Kapal yang aku tumpangi, mendarat juga di pelabuhan yang menurut aku cukup besar. Melihat arak-arakan kapal yang di dalamnya terdapat orang-orang berbaju perang seperti ini, tak heran masyarakat setempat ketakutan. Satu-dua anak kecil bergidik. Salah satu kru kapal mengusahakan diri agar tidak menakuti-nakuti warga setempat. Bahkan ada salah seorang rekan, sambil memegang lembing, coba berbaur dengan pura-pura membeli di salah satu stan yang ada.
Aku pun ikut temanku tersebut. Kudekati salah seorang yang sedang berdagang ikan. Dengan kemampuan translasi gaib ini, aku bertanya berapakah harga ikan yang dijual.
Lucu juga, meski agak miris melihatnya. Pedagang itu terlihat ketakutan. Takut dengan aku yang membawa lembing? Atau, takut dengan kapal-kapal tersebut? Atau, takut karena apa?
Pedagang ikan itu menunduk gemetar sambil menjawab pertanyaanku dengan suara pelan. Matanya terus melirik ke arah kapal-kapal Majapahit yang memenuhi pelabuhan yang ada di Semenanjung Melayu ini. Aku baru sadar, bagi mereka, kami ini bukan sekadar pendatang. Kami adalah ancaman yang datang dari laut, membawa perang, perintah tunduk, dan kemungkinan pertumpahan darah.
Aku tersenyum kikuk, berusaha terlihat ramah, lalu berkata, “Tidak usah takut. Aku hanya bertanya.”
Namun pedagang itu malah makin pucat, seolah salah bicara sedikit saja bisa membuatnya dipancung di depan umum. Dengan tangan gemetar, ia memberikan sepotong ikan kecil, seperti semacam tanda menyerah, tanda tunduk.
Wira menepuk bahuku sambil tertawa pelan.
“Ha! Kau lihat? Mereka kira kau perwira tinggi. Mungkin karena posturmu, dan wajahmu bukan orang sini tampaknya.”

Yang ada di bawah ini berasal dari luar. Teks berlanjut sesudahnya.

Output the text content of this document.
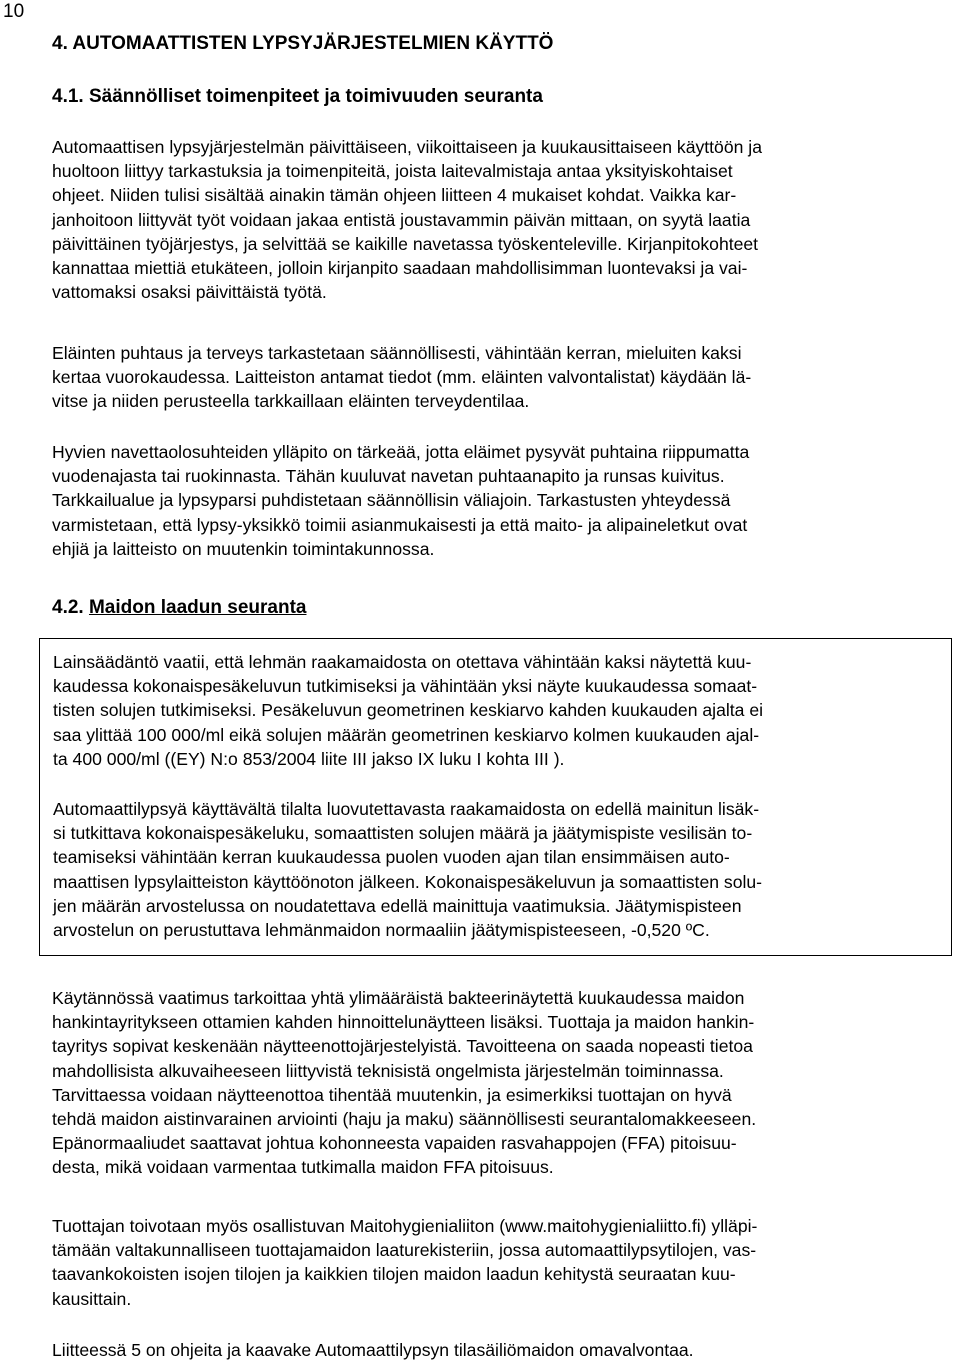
10
4. AUTOMAATTISTEN LYPSYJÄRJESTELMIEN KÄYTTÖ
4.1. Säännölliset toimenpiteet ja toimivuuden seuranta

Automaattisen lypsyjärjestelmän päivittäiseen, viikoittaiseen ja kuukausittaiseen käyttöön ja
huoltoon liittyy tarkastuksia ja toimenpiteitä, joista laitevalmistaja antaa yksityiskohtaiset
ohjeet. Niiden tulisi sisältää ainakin tämän ohjeen liitteen 4 mukaiset kohdat. Vaikka kar-
janhoitoon liittyvät työt voidaan jakaa entistä joustavammin päivän mittaan, on syytä laatia
päivittäinen työjärjestys, ja selvittää se kaikille navetassa työskenteleville. Kirjanpitokohteet
kannattaa miettiä etukäteen, jolloin kirjanpito saadaan mahdollisimman luontevaksi ja vai-
vattomaksi osaksi päivittäistä työtä.

Eläinten puhtaus ja terveys tarkastetaan säännöllisesti, vähintään kerran, mieluiten kaksi
kertaa vuorokaudessa. Laitteiston antamat tiedot (mm. eläinten valvontalistat) käydään lä-
vitse ja niiden perusteella tarkkaillaan eläinten terveydentilaa.

Hyvien navettaolosuhteiden ylläpito on tärkeää, jotta eläimet pysyvät puhtaina riippumatta
vuodenajasta tai ruokinnasta. Tähän kuuluvat navetan puhtaanapito ja runsas kuivitus.
Tarkkailualue ja lypsyparsi puhdistetaan säännöllisin väliajoin. Tarkastusten yhteydessä
varmistetaan, että lypsy-yksikkö toimii asianmukaisesti ja että maito- ja alipaineletkut ovat
ehjiä ja laitteisto on muutenkin toimintakunnossa.

4.2. Maidon laadun seuranta

Lainsäädäntö vaatii, että lehmän raakamaidosta on otettava vähintään kaksi näytettä kuu-
kaudessa kokonaispesäkeluvun tutkimiseksi ja vähintään yksi näyte kuukaudessa somaat-
tisten solujen tutkimiseksi. Pesäkeluvun geometrinen keskiarvo kahden kuukauden ajalta ei
saa ylittää 100 000/ml eikä solujen määrän geometrinen keskiarvo kolmen kuukauden ajal-
ta 400 000/ml ((EY) N:o 853/2004 liite III jakso IX luku I kohta III ).

Automaattilypsyä käyttävältä tilalta luovutettavasta raakamaidosta on edellä mainitun lisäk-
si tutkittava kokonaispesäkeluku, somaattisten solujen määrä ja jäätymispiste vesilisän to-
teamiseksi vähintään kerran kuukaudessa puolen vuoden ajan tilan ensimmäisen auto-
maattisen lypsylaitteiston käyttöönoton jälkeen. Kokonaispesäkeluvun ja somaattisten solu-
jen määrän arvostelussa on noudatettava edellä mainittuja vaatimuksia. Jäätymispisteen
arvostelun on perustuttava lehmänmaidon normaaliin jäätymispisteeseen, -0,520 ºC.

Käytännössä vaatimus tarkoittaa yhtä ylimääräistä bakteerinäytettä kuukaudessa maidon
hankintayritykseen ottamien kahden hinnoittelunäytteen lisäksi. Tuottaja ja maidon hankin-
tayritys sopivat keskenään näytteenottojärjestelyistä. Tavoitteena on saada nopeasti tietoa
mahdollisista alkuvaiheeseen liittyvistä teknisistä ongelmista järjestelmän toiminnassa.
Tarvittaessa voidaan näytteenottoa tihentää muutenkin, ja esimerkiksi tuottajan on hyvä
tehdä maidon aistinvarainen arviointi (haju ja maku) säännöllisesti seurantalomakkeeseen.
Epänormaaliudet saattavat johtua kohonneesta vapaiden rasvahappojen (FFA) pitoisuu-
desta, mikä voidaan varmentaa tutkimalla maidon FFA pitoisuus.

Tuottajan toivotaan myös osallistuvan Maitohygienialiiton (www.maitohygienialiitto.fi) ylläpi-
tämään valtakunnalliseen tuottajamaidon laaturekisteriin, jossa automaattilypsytilojen, vas-
taavankokoisten isojen tilojen ja kaikkien tilojen maidon laadun kehitystä seuraatan kuu-
kausittain.

Liitteessä 5 on ohjeita ja kaavake Automaattilypsyn tilasäiliömaidon omavalvontaa.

Aku menghela napas. Memang kenapa dengan posturku? Aku tidak terlalu tinggi malah. Hanya sekitar 163 centimeter.
“Seandainya mereka tahu aku bahkan tidak punya pangkat.”
Namun belum sempat aku mengembalikan ikan itu, terdengar teriakan dari tengah pelabuhan. Para prajurit Majapahit langsung berhenti bergerak. Para pedagang dan nelayan menunduk serentak. Angin seperti ikut berhenti berembus.
Dari kejauhan terlihat seseorang turun dari kapal utama. Seseorang yang auranya begitu kuat, hingga tanpa ada yang memperkenalkan pun aku tahu siapa dia.
Wira berbisik, wajahnya berubah hormat, “Itu… Maha Patih… Gajah Mada.”
Ternyata legenda itu benar-benar berdiri di hadapanku. Tidak sekadar nama dalam buku sejarah. Pun, tidak sekadar sumpah Palapa yang aku hafal waktu sekolah. Ia benar-benar nyata, yang langkahnya saja membuat dada bergetar.
Gajah Mada berjalan tegak, mengenakan pakaian perang dengan simbol kerajaan. Tatapannya tajam dan penuh kalkulasi. Ada ketenangan dalam sorot matanya, seperti seseorang yang telah melihat masa depan dan tahu ia akan memenangkannya.
Aku menelan ludah.
Wira segera menunduk.
Para prajurit berlutut.
Namun, yang membuatku semakin gugup, Gajah Mada malah berhenti tepat di depanku.
Ia menatapku lama, seolah membaca sesuatu dalam diriku.
“Aku belum pernah melihatmu dalam pasukanku sebelumnya,” katanya dengan suara berat.
Aku nyaris tidak bisa mengeluarkan suara.